То есть, вы как юрист и как гражданин считаете, что если бы на месте Кестельмана находился реальный террорист, такие действия в отношении него были бы нарушением морального кодекса.
Однозначно. И далеко не надо ходить за примерами. Несколько лет назад (24 марта 2016 года в Хевроне) был аналогичный случай с Эльором Азарией. Я читал подробности версии солдата, который застрелил Юваля Кестельмана. Его версия очень схожа с версией, которую представил в свое время Эльор Азария. Он утверждал, что чувствовал опасность. В случае с Азарией такая версия была признана не соответствующей действительности. Думаю, что то же самое произойдет в данном случае. При этом солдат излагал свою версию не только на допросе, он беседовал со СМИ и немного иначе представлял свои действия. Он, очевидно, принял Юваля Кестельмана за террориста, а тот факт, что этот "террорист" поднял руки, и на тот момент не представлял совершенно никакой опасности кому бы то ни было, его нисколько не интересовал.
Эта ситуация очевидна или почти очевидна. Но есть менее однозначные ситуации. Достаточно вспомнить случай с терактом, который совершили арабские школьницы, вооруженные ножницами (23 ноября 2015 года). Как можно определить "реальную опасность"?
Очень трудно определить такие границы. Каждое дело рассматривается в рамках его конкретных обстоятельств. Нельзя сказать, что если террорист поднял нож до какого-то уровня – это реальная угроза, а меньше – нет. Каждый случай рассматривается в контексте его реальных обстоятельств. В случае гибели Кестельмана все однозначно.
А там, где все менее однозначно, решает суд, заслушивающий версии, так?
Да. Разумеется, принимаются в расчет и обстоятельства, при которых было принято решение открыть огонь. Что происходило до, что происходило после. Насколько можно расследовать, насколько можно оценить действия человека, который принимал решения "в условиях боя". Принимается в расчет, что решения принимались в доли секунды, когда адреналин зашкаливает и цена ошибки очень высока. Цена ошибки в обе стороны. Не выстрелить и дать террористу продолжить свои действия – тоже может стоить жизни людям. Понятно, что чем "серее" ситуация, тем она сложнее для расследования и распутывания. Любое сомнение трактуется в пользу обвиняемых. Это одно из основных правил израильского судопроизводства.

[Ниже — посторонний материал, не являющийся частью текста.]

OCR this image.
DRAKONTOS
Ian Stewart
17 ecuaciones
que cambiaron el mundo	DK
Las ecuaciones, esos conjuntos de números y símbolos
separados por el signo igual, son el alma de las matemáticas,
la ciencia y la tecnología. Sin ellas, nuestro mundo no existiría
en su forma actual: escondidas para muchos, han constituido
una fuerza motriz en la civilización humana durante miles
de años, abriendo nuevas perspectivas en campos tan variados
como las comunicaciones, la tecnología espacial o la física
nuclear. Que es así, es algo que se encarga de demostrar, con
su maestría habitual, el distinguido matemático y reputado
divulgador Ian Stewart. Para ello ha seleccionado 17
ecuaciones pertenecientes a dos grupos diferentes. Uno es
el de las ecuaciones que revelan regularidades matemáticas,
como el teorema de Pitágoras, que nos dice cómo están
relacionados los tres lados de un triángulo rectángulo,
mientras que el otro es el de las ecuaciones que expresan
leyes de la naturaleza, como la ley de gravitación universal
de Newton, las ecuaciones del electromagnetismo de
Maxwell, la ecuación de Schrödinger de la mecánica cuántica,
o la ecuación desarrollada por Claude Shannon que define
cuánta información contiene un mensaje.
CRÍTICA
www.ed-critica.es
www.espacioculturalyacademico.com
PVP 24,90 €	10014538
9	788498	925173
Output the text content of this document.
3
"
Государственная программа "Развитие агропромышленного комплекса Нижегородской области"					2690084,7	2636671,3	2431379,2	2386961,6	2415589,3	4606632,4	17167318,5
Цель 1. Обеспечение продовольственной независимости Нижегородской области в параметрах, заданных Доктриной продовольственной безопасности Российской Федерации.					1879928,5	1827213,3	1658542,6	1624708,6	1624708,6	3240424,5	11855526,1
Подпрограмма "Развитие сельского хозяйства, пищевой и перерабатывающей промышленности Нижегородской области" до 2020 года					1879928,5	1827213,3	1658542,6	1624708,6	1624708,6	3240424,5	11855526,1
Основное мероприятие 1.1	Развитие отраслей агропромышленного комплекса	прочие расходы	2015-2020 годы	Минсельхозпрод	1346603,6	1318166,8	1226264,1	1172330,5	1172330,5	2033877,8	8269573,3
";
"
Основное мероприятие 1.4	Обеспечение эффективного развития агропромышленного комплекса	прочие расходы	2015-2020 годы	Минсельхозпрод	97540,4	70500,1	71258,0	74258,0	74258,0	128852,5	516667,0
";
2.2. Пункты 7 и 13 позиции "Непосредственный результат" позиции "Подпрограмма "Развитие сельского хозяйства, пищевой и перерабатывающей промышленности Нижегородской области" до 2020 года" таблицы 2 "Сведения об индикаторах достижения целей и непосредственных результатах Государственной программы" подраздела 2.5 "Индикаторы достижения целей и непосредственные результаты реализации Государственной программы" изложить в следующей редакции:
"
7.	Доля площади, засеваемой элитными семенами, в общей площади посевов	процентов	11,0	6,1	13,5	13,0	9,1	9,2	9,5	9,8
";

Иными словами, если подозреваемому или обвиняемому удастся доказать, что он действовал исходя из субъективного чувства угрозы, даже если ее не было, это будет в его пользу?
Это будет в его пользу. Открытым остается вопрос, в какой степени это будет действовать в его пользу. Возможно его действия будут классифицироваться иначе. Например не как убийство по легкомыслию (המתה בקלות דעת), а причинение смерти по халатности (גרימת מוות ברשלנות), что считается менее тяжким преступлением.
Есть ли разница между стрельбой на поражение и стрельбой по конечностям с целью нейтрализовать, но не убить? Разница – с точки зрения юридической ответственности.
Конечно, есть. В правилах открытия огня прямо написано: стрельба на поражение допустима лишь в том случае, если нет другой возможности устранить опасность. Если этого можно добиться стрельбой по конечностям, а не в тело и не в голову, это то, что необходимо делать.
Есть ли разница в правилах открытия огня, которые действуют в рамках так называемой "зеленой черты", и правилами, которые действуют, скажем, в Иудее и Самарии?
Когда мы говорим о правилах, которыми руководствуются силовые структуры, есть разница между правилами, действующими в Иудее и Самарии и в самом Израиле. Но это нюансы. Основные принципы остаются неизменными. Стрельба на поражение допустима лишь для устранения опасности, лишь когда нет других средств устранить опасность, и лишь до тех пор, пока опасность существует.
Представим себе, что человек сталкивается с ситуацией, когда видит террориста, совершившего нападение и пытающегося скрыться. Каковы правила в этой ситуации?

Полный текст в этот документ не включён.